Among the most delightful places to stay—and eat—in Germany are the aptly named Romantik Hotels and Restaurants. The Romantik group has over 100 members in Germany. All are in atmospheric and historic buildings—a condition for membership—and are run by the owners with the emphasis on excellent amenities and service. Prices vary considerably, but in general they are a good value.
Romantik Hotels and Restaurants. 800/650–8018; 817/678–0038; 069/661–2340; www.romantikhotels.com.
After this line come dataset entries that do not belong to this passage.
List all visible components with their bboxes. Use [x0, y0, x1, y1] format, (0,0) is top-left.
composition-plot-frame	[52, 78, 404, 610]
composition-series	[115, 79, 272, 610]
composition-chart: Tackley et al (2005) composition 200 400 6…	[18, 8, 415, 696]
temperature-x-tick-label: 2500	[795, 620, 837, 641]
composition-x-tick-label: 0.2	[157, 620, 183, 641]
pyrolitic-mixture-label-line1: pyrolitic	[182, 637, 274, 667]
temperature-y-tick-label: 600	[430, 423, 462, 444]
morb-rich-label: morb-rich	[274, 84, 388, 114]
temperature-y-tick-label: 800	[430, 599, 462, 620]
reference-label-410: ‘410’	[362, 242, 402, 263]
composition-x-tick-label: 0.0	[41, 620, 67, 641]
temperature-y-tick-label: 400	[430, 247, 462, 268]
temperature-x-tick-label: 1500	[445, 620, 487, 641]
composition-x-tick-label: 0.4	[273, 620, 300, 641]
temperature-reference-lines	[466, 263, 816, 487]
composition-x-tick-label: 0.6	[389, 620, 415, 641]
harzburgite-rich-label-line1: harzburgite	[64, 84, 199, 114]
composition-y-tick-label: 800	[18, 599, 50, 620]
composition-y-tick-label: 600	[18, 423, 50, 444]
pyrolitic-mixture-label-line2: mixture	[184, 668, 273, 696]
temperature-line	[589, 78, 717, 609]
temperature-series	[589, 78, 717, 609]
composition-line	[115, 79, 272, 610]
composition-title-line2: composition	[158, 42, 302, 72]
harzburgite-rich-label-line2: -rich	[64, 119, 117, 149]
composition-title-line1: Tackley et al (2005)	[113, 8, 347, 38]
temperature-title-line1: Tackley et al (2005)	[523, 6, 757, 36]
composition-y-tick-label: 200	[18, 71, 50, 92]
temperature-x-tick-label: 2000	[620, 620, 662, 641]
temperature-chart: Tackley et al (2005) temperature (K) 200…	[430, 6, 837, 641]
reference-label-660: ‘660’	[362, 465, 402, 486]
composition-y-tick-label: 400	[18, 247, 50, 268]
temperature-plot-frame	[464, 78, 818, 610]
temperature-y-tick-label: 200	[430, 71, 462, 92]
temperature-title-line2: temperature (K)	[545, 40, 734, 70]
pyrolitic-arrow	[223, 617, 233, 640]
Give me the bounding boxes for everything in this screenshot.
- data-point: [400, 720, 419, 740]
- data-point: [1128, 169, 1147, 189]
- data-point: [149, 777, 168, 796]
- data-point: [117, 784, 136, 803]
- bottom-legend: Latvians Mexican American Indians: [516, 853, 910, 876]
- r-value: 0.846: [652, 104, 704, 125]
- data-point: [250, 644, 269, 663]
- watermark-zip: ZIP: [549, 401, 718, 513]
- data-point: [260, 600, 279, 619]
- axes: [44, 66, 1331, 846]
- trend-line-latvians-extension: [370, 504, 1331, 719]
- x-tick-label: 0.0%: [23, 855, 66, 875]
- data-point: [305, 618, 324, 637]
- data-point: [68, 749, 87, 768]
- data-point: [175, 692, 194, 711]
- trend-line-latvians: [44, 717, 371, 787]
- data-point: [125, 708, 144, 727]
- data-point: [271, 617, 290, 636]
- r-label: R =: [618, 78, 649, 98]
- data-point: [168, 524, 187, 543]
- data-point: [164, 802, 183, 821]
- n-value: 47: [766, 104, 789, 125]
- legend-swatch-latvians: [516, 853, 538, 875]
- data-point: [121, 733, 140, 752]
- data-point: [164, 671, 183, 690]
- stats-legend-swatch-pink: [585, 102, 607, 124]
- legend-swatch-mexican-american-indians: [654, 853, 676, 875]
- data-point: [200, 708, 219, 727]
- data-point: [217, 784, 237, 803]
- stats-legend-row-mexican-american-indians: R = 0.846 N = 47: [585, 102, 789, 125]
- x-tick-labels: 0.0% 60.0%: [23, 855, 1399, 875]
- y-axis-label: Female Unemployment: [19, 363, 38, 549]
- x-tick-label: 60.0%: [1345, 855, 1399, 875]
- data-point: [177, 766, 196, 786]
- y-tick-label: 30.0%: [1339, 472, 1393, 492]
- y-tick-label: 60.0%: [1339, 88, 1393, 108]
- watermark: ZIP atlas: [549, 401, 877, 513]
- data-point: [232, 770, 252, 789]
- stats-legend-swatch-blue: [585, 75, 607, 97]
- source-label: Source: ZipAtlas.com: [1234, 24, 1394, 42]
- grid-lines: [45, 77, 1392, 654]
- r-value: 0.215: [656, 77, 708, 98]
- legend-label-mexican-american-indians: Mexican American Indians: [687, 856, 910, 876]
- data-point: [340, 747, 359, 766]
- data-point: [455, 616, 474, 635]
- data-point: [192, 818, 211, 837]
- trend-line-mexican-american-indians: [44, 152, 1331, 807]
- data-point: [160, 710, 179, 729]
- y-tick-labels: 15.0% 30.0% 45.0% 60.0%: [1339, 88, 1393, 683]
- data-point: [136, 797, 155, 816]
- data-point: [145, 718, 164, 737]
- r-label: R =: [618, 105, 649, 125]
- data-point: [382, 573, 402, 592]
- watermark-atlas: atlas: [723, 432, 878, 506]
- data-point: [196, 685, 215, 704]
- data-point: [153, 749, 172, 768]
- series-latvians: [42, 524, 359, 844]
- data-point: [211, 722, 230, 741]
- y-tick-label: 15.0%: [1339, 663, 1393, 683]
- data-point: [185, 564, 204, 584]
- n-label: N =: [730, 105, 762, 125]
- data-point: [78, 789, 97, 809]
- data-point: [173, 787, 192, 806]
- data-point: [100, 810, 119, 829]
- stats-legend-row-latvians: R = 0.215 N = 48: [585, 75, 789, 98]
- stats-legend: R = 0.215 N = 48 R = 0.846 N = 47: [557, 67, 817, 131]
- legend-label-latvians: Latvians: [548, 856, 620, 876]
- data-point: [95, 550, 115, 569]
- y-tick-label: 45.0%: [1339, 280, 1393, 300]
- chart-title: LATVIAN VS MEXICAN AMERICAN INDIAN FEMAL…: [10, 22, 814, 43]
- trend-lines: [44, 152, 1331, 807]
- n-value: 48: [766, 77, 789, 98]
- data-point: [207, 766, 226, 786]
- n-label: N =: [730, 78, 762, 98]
Taking the waters in Germany, whether for curing the body or merely pampering, has been popular since Roman times. More than 300 health resorts, mostly equipped for thermal or mineral-water, mud, or brine treatments, are set within pleasant country areas or historic communities. The word Bad before or within the name of a town means it's a spa destination, where many patients reside in health clinics for two to three weeks of doctor-prescribed treatments.
Saunas, steam baths, and other hot-room facilities are often used "without textiles" in Germany—in other words, nude. Wearing a bathing suit is sometimes even prohibited in saunas, but sitting on a towel is always required. (You may need to bring your own towels.) The Deutsche Heilbäderverband has information, but it is in German only.
Deutsche Heilbäderverband. 0228/201–200; www.deutscher-heilbaederverband.de.